I don't believe there's a contradiction here.  What these studies are observing is that, if you crudely design and crudely present an incentive, it will have crude effects.  There's an art and a science to designing incentives, and the people who write employee incentive plans (and incentive impact studies) are not really using interested in using incentives in the way that makes them effective: to make activities more fun.  The only people who really get this right are game designers.  Unfortunately, the insight that game designers have is rarely shared with other disciplines. Game studios make even software startups look tame by comparison, leaving their employees little time for professional development, or, you know, sleeping.  When their ideas are shared, they are frequently, almost implicitly dismissed — after all, it's "just a game".  The "serious" folks want measurable objectives, clearer research, not "fun".

But tell a "serious" cognitive scientist or a "businesslike" incentive plan designer to produce a scheme which will cause the user's brain to release large amounts of Dopamine on demand, and they're not likely to deliver anything useful.

I certainly don't have as much experience with this as I'd like, but I've made plenty of observations.  My personal hypothesis is that the key factor here is subtlety.  The apgar score is an arbitrary number.  It means nothing beyond what it means.  Your progress, or health in a game has no meaning beyond the game.  It's an obvious yardstick by which you can judge your progress, but it doesn't really matter.
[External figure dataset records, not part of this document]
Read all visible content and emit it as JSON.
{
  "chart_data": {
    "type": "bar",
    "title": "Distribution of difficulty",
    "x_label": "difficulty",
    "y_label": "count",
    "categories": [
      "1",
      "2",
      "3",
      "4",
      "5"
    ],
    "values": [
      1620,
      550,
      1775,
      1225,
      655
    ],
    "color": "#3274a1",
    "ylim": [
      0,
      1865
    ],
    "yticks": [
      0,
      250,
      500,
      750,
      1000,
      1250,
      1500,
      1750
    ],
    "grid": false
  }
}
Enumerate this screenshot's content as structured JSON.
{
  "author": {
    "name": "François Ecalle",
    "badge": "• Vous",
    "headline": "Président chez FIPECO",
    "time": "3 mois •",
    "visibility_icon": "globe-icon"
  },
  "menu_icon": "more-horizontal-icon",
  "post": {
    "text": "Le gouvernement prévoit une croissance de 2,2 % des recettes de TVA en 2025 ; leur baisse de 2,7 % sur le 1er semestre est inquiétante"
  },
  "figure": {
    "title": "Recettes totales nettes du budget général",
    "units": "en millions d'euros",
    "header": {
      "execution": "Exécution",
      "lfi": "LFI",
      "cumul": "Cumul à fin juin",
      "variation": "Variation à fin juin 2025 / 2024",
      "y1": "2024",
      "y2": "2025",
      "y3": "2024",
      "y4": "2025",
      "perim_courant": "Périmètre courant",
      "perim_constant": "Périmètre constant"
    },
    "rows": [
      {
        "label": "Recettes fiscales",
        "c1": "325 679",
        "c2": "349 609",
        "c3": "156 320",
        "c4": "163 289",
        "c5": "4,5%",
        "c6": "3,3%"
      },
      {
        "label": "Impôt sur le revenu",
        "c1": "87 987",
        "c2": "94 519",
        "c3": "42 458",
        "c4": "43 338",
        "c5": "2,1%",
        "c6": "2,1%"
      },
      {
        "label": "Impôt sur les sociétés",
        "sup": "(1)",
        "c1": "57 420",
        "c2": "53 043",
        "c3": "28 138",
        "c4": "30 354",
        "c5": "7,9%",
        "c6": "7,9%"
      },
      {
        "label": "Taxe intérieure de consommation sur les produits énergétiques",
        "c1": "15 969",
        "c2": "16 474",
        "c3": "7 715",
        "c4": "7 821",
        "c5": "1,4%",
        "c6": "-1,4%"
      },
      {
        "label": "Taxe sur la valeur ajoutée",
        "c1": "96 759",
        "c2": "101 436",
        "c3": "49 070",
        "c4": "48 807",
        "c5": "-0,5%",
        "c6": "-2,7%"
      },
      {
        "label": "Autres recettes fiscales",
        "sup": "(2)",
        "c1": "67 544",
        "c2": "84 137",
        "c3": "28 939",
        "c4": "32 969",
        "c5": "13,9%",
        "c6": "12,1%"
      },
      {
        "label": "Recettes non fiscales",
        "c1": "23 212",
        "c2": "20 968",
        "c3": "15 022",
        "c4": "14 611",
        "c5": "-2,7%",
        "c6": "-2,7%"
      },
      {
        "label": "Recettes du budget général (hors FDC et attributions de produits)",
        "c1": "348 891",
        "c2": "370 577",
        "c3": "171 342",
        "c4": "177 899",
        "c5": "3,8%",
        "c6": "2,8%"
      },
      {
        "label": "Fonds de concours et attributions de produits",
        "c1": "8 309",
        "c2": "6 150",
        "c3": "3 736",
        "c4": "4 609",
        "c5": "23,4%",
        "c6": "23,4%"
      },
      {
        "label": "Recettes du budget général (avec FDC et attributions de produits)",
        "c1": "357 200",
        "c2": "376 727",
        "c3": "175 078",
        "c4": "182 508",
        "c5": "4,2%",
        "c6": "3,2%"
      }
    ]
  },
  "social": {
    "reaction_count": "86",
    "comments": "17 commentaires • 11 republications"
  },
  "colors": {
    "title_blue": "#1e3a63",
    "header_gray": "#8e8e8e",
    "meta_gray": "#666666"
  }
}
Stack Overflow is, I think, a great example of this type of subtlety.  Your reputation is arbitrary, and there are lots of arbitrary little landmarks you can achieve.  "Badges", originally from City of Heroes, and also known as  "achievements" on Steam, are a great way to motivate users to stick around just a while longer.  "Oh, I'm done for the day, but I'm only 30 votes from civic duty.  Let me vote on a few more things."  Because the motivation is there, you stick around; but because it's subtle, it's not worth aggressively gaming the system (and thereby wrecking it).

You can see the flip side of that pretty quickly on similar sites that try to motivate participation based on money.  I can't tell how good Experts Exchange is, because it throws up roadblocks, to protect their precious "content" and make sure they can make money on it.  Those who I know who have tried it assure me that it is full of spam and fraud, largely because the incentive structure is all based around money.  The "score" doesn't represent progress or mark status, it is progress and it is status.  The point of Experts Exchange is to get money, and the questions are just there to provide you with a mechanism to do so.  The point of Stack Overflow is to provide good answers to questions, and the reputation score is just there to get a rough idea of who does that best.

I think that this principle can be applied in lots of places in everyday life.  To give you a hint of where I hope to apply it at Divmod, in Blendix: consider the feeling of getting a point in a game, and the feeling of checking off an item on a to-do list.  Compare beating a level to seeing a page full of "done" items.  Just imagine that page full of ticked-off checkmarks.  Makes you want to write a to-do list, doesn't it?